Open cntrier opened 5 years ago
@cntrier thank you for this comprehensive report! Will make it easy to replicate and hopefully isolate and fix.
@cntrier if you use the parameters given in the examples in the Readme, can you replicate the results shown in the Readme? This information is useful to me as a means of understanding if the bug has always been there, or is a recently introduced bug. Thanks!
Thank you for getting back to me.
I have now downloaded the demo data and ran the same parameters as in the README and encountered the same problem.

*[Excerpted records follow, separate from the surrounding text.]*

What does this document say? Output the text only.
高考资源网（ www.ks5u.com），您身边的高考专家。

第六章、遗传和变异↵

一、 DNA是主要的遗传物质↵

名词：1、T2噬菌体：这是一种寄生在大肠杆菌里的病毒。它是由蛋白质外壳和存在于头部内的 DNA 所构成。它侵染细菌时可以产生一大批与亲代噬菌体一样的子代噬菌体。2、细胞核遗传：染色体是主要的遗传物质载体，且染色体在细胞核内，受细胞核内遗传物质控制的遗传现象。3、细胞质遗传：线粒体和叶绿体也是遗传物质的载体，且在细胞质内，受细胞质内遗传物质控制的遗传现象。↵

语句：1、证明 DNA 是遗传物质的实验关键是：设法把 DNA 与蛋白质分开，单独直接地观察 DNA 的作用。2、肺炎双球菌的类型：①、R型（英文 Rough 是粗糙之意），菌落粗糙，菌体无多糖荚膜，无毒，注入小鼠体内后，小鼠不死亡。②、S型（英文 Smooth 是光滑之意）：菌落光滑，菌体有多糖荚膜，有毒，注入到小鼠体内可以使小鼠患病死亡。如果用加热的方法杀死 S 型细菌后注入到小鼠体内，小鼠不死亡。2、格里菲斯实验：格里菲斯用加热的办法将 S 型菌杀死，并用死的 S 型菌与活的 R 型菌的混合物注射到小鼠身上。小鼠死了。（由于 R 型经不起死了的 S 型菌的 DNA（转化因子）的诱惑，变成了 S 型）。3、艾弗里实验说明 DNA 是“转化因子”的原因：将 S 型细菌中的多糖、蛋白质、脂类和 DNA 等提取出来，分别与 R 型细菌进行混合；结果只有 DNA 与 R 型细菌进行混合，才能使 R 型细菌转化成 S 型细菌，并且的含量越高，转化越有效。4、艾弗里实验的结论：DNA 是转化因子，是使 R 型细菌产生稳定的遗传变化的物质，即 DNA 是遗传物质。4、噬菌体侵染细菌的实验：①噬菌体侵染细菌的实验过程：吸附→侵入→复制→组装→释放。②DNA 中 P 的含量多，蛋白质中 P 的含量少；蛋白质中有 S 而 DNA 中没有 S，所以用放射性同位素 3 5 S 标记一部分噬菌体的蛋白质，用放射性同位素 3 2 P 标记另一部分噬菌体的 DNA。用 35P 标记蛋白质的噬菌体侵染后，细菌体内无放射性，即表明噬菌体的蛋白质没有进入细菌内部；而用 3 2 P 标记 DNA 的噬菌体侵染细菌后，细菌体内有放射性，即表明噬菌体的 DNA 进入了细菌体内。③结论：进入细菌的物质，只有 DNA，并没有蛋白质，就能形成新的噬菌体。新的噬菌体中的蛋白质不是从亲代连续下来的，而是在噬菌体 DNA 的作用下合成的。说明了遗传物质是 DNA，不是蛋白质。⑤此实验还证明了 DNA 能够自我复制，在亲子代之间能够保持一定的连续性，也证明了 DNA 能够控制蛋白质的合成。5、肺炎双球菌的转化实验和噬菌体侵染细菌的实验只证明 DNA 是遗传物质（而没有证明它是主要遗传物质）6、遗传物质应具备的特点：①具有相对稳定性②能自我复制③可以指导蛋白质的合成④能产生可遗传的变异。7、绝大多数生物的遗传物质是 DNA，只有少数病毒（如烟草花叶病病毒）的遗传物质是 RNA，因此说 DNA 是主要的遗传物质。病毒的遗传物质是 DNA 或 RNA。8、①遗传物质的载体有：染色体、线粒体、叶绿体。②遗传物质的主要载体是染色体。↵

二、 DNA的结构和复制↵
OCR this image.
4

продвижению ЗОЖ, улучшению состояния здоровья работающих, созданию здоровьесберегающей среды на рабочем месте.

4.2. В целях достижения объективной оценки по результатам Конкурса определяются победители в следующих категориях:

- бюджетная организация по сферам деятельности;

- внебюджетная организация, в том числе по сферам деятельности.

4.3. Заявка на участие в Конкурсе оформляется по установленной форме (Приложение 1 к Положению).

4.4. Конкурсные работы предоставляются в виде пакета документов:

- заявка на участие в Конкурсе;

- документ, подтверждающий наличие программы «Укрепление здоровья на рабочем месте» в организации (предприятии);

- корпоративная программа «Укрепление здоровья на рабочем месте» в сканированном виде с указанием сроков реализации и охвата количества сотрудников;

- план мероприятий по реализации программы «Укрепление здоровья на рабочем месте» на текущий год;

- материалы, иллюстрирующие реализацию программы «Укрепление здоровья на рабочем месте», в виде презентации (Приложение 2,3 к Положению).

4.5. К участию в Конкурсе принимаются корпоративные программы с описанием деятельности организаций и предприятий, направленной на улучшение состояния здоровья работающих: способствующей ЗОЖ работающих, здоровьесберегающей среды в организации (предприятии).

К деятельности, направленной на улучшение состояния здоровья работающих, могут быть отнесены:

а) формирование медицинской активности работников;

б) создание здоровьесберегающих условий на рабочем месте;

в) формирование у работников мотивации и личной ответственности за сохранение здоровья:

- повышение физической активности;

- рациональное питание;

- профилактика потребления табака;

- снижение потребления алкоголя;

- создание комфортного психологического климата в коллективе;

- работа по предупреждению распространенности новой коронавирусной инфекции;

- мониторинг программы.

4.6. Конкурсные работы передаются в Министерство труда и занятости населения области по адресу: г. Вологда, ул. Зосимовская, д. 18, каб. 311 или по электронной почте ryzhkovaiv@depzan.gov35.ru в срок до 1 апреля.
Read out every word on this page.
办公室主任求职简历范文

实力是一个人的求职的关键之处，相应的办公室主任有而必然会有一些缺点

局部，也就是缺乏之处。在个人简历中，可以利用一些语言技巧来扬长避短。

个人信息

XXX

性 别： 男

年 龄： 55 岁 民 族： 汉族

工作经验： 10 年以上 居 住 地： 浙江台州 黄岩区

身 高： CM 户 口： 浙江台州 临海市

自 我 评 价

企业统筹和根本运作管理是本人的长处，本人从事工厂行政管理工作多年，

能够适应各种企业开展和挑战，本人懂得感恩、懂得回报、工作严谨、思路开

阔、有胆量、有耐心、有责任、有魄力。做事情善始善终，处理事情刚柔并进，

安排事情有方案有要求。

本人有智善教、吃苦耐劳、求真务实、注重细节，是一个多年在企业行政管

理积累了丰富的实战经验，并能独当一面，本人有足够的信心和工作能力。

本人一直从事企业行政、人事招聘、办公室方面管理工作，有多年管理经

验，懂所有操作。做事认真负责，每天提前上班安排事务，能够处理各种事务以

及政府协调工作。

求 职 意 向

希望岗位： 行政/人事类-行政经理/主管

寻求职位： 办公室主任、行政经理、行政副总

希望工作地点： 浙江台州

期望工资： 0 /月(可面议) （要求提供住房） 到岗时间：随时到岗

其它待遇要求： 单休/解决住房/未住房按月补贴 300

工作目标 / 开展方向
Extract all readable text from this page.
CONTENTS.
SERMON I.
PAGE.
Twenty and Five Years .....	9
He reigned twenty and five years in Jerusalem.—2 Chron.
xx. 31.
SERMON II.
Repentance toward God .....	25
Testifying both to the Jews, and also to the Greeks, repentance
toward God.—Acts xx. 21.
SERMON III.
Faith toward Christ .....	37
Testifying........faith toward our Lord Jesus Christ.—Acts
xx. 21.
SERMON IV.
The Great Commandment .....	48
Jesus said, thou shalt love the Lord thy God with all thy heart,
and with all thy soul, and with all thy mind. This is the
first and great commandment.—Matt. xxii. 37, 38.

I filtered variants and generated a synthetic read model with the code from the README and I have the same output as the README with mitty describe-read-model function: When I generated reads using the synthetic read model with the parameters from the README, again the reads had a flat BQ of 9.
Here is the code:
FASTA=human_g1k_v37.fa.gz
SAMPLEVCF=1kg.20.22.vcf.gz
SAMPLENAME=HG00119
REGION_BED=region.bed
FILTVCF=HG00119-filt.vcf.gz
READMODEL=1kg-pcr-free.pkl
COVERAGE=30
READ_GEN_SEED=7
FASTQ_PREFIX=HG00119-reads
READ_CORRUPT_SEED=8
docker run --rm -v /Users/cassandra/Desktop/Ous_mitty:/VCF:rw ous_nbs/mitty /opt/conda/envs/mymitty/bin/mitty -v4 filter-variants \
/VCF/${SAMPLEVCF} \
${SAMPLENAME} \
/VCF/${REGION_BED} \
- \
2> vcf-filter.log | bgzip -c > ${FILTVCF}
tabix -p vcf ${FILTVCF}
MODELNAME=synthetic-model.pkl
docker run --rm -v /Users/cassandra/Desktop/Ous_mitty:/VCF:rw ous_nbs/mitty /opt/conda/envs/mymitty/bin/mitty create-read-model synth-illumina \
/VCF/${MODELNAME} \
--read-length 121 \
--mean-template-length 400 \
--std-template-length 20 \
--bq0 30 \
--k 200 \
--sigma 5 \
--comment 'Model created for the demo'
docker run --rm -v /Users/cassandra/Desktop/Ous_mitty:/VCF:rw ous_nbs/mitty /opt/conda/envs/mymitty/bin/mitty describe-read-model /VCF/${MODELNAME} /VCF/${MODELNAME}.png
docker run --rm -v /Users/cassandra/Desktop/Ous_mitty:/VCF:rw ous_nbs/mitty /opt/conda/envs/mymitty/bin/mitty -v4 generate-reads \
/VCF/${FASTA} \
/VCF/${FILTVCF} \
${SAMPLENAME} \
/VCF/${REGION_BED} \
/VCF/${MODELNAME} \
${COVERAGE} \
${READ_GEN_SEED} \
/VCF/${FASTQ_PREFIX}1.fq \
/VCF/${FASTQ_PREFIX}-lq.txt \
--fastq2 /VCF/${FASTQ_PREFIX}2.fq \
--threads 2
Thank you for your time!
@cntrier thank you so much for this report - this is super helpful! I will fix this bug.
Hi,
I've created a read model with the following script:
mitty create-read-model synth-illumina \ 100.pkl \ --read-length 100 \ --mean-template-length 250 \ --std-template-length 20 \ --bq0 30 \ --k 200 \ --sigma 5
And when I check the read model in Mitty with the following: mitty describe-read-model 100.pkl 100.png
It looks as expected: But when I generate reads using the model with the following code: k=HG00632 i=100
mitty -v4 generate-reads GRCh38.p12.fa \ ./final_vcfs/${k}_all.vcf.gz \ ${k} all_mergedsorted.bed \ ${i}.pkl \ 40 \ 7 \ ${k}${i}reads-test.1.fq \ ${k}${i}-lq.txt \ --fastq2 ${k}_${i}reads-test.2.fq \ 2> vcf-${i}${k}.log
The generated reads have a flat BQ of 9 when I check them with FastQC:
And when I run the god-aligner to create a bam file, I can see in IGV that the reads are a mess. I've tried running different individuals, different read lengths but get the same pattern.
Have I misunderstood something with the read model generation?
Thank you very much for any help you can provide on the matter.